Georgetown’s choice of replacement made the decision even more revealing. In testimony submitted to the House Committee on Education and the Workforce in 2025, David Cole argued that antisemitic speech, like other forms of hateful speech, is generally protected by the First Amendment. That legal point can be debated seriously.

But Cole also wrote in The Nation that congressional hearings on campus antisemitism resembled “McCarthyism,” framing the hearings as a threat to free expression rather than a necessary effort to examine whether elite universities failed Jewish students.

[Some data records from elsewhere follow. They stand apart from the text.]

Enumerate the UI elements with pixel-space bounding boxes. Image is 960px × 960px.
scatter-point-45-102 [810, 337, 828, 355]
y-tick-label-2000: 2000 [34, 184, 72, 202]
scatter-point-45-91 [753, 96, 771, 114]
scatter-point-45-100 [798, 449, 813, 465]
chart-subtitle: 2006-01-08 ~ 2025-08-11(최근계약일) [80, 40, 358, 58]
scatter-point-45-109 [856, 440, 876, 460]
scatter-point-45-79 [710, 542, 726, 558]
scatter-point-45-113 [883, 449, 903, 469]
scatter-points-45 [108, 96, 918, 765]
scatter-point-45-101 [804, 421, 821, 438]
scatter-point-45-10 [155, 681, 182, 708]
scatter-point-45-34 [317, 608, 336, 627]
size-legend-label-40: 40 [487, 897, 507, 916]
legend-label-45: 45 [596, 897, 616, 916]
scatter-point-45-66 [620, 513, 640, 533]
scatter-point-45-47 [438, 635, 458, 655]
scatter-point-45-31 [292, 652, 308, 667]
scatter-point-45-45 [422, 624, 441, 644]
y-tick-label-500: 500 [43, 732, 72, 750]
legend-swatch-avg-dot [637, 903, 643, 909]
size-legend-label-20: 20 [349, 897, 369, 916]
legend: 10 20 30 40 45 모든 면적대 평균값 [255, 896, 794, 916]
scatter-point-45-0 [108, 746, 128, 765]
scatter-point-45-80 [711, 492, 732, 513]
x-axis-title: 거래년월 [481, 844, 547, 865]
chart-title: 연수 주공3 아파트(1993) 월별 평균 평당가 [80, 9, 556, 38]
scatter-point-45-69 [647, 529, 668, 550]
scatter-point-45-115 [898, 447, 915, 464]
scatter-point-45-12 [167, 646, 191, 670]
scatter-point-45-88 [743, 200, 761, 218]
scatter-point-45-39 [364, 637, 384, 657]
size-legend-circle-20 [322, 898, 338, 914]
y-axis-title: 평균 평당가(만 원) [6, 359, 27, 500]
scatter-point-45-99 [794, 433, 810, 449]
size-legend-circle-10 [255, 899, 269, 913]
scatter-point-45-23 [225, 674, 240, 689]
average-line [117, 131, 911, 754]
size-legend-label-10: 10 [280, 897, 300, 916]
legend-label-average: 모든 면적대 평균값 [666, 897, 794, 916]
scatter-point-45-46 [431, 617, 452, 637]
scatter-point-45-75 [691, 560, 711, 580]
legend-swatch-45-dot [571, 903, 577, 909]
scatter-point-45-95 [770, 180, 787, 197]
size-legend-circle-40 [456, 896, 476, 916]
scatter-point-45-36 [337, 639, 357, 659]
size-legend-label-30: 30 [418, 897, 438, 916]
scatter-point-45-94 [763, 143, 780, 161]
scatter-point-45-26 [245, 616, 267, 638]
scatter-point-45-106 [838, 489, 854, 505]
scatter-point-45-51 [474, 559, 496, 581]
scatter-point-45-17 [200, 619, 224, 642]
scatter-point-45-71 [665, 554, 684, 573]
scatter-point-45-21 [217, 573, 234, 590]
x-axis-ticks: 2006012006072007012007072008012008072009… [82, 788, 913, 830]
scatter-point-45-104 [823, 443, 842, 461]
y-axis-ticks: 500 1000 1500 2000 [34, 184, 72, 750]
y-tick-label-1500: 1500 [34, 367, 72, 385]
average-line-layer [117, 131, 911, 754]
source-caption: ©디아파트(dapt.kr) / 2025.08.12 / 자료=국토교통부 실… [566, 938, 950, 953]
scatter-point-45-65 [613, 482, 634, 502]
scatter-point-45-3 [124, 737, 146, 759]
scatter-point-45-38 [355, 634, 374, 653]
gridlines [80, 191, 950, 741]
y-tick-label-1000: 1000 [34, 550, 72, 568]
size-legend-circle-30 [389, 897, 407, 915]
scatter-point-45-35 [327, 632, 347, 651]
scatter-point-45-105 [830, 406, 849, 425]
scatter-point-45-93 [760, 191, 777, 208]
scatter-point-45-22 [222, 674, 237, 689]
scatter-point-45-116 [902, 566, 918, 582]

Georgetown lost a Jewish speaker criticized for defending Israel and replaced him with a professor who criticized congressional scrutiny of campus antisemitism. The school may insist the replacement was practical or convenient, but the symbolism is obvious.

The institution did not merely move past a controversy. It selected a speaker whose public record aligns more closely with the activist narrative that made Schapiro controversial.

A law school should be the last institution to reward that standard. Lawyers are supposed to confront arguments, not erase them. Georgetown Law students will enter a profession built on adversarial debate, constitutional rights, and evidence-based reasoning. If a former university president’s Jewish Journal columns are enough to make him unacceptable at commencement, the problem is not Schapiro’s commentary.

The central issue is an academic culture that confuses ideological discomfort with institutional harm.

Georgetown had an opportunity to show that a university can respect student concerns without capitulating to political pressure. Instead, the school’s final decision sent the opposite message.